Paris (red) - Mehreren hundert Handynutzern soll dies einem Bericht der BBC zufolge passiert sein. Teilweise wurden die gleichen SMS und MMS zu Dutzenden verschickt, in Extremfällen schlug der Fehler mit mehreren hundert Euro pro Kunde zu Buche.

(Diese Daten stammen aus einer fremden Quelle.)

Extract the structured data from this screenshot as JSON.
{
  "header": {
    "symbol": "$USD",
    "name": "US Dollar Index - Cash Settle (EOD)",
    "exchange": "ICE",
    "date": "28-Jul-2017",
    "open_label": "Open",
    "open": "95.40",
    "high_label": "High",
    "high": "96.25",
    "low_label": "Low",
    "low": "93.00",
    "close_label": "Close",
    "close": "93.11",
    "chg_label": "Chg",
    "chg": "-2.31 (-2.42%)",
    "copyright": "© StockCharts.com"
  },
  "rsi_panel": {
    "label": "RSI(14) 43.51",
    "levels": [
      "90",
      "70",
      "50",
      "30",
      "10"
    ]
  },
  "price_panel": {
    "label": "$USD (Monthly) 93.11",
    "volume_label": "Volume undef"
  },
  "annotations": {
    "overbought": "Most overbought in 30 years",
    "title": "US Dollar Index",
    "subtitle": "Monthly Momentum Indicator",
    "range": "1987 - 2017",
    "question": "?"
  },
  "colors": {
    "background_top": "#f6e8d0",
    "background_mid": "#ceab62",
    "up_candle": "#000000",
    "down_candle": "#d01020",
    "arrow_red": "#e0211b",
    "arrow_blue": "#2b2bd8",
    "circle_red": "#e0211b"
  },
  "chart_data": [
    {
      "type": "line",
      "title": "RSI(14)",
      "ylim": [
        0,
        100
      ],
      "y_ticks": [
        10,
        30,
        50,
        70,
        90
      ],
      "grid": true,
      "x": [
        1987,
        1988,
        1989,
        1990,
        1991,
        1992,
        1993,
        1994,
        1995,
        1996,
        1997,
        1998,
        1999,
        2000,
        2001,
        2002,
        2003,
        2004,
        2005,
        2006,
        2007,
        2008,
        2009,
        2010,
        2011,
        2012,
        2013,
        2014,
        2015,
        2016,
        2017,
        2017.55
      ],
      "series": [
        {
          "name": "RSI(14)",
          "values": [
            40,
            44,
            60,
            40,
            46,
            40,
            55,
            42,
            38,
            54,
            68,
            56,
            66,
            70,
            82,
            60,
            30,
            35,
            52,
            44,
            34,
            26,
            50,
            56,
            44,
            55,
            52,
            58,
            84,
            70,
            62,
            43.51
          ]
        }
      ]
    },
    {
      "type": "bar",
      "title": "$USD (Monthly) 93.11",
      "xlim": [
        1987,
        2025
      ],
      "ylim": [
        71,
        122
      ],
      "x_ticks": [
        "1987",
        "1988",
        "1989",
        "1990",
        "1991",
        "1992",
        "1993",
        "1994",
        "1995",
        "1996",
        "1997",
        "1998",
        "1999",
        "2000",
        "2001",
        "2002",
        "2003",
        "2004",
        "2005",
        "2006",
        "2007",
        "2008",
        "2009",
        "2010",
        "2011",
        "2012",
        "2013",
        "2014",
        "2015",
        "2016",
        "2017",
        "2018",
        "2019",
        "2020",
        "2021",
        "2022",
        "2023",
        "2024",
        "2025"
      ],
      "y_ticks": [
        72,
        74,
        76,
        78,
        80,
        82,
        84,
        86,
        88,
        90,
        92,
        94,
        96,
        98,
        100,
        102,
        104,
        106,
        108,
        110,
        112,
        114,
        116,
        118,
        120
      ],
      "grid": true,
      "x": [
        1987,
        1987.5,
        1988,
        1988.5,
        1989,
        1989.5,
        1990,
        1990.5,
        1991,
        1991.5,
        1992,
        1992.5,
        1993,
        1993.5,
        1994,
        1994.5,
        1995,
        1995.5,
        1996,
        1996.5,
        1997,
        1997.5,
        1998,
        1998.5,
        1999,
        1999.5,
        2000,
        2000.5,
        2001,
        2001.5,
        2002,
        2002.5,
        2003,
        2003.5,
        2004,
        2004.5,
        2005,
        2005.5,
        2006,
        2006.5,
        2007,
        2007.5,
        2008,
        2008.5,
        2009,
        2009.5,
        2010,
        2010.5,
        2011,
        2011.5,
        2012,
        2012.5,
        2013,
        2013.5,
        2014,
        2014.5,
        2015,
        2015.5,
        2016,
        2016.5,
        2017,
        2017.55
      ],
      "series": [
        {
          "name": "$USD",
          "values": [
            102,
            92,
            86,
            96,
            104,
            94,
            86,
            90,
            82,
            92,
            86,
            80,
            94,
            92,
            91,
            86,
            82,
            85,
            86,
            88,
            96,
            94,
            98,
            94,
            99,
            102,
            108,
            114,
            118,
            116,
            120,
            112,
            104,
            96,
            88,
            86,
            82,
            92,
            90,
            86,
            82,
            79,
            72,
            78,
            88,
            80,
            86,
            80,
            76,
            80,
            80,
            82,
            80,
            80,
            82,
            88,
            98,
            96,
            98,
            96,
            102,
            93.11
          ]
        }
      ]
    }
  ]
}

SMS wurden dutzendfach kopiert
Anscheinend wurden gesendete Nachrichten aufgrund eines Netzwerkfehlers vervielfältigt und liefen so zu mehrfach beim Empfänger ein. Laut Le Parisien wurden wohl auch einfache SMS in teurere MMS umgewandelt. Ein verwunderter Kunde berichtete sogar von über 300 MMS, die in dieser Nacht an seine Freunde verschickt wurden.
Laut Orange entstand das Problem nur beim Senden von SMS und MMS zu einem anderen Mobilfunknetz, der Anbieter selbst weist die Schuld von sich. Orange versicherte jedoch, keinem Kunde würden durch die Probleme Mehrkosten entstehen, jede SMS und MMS würde nur einmal berechnet.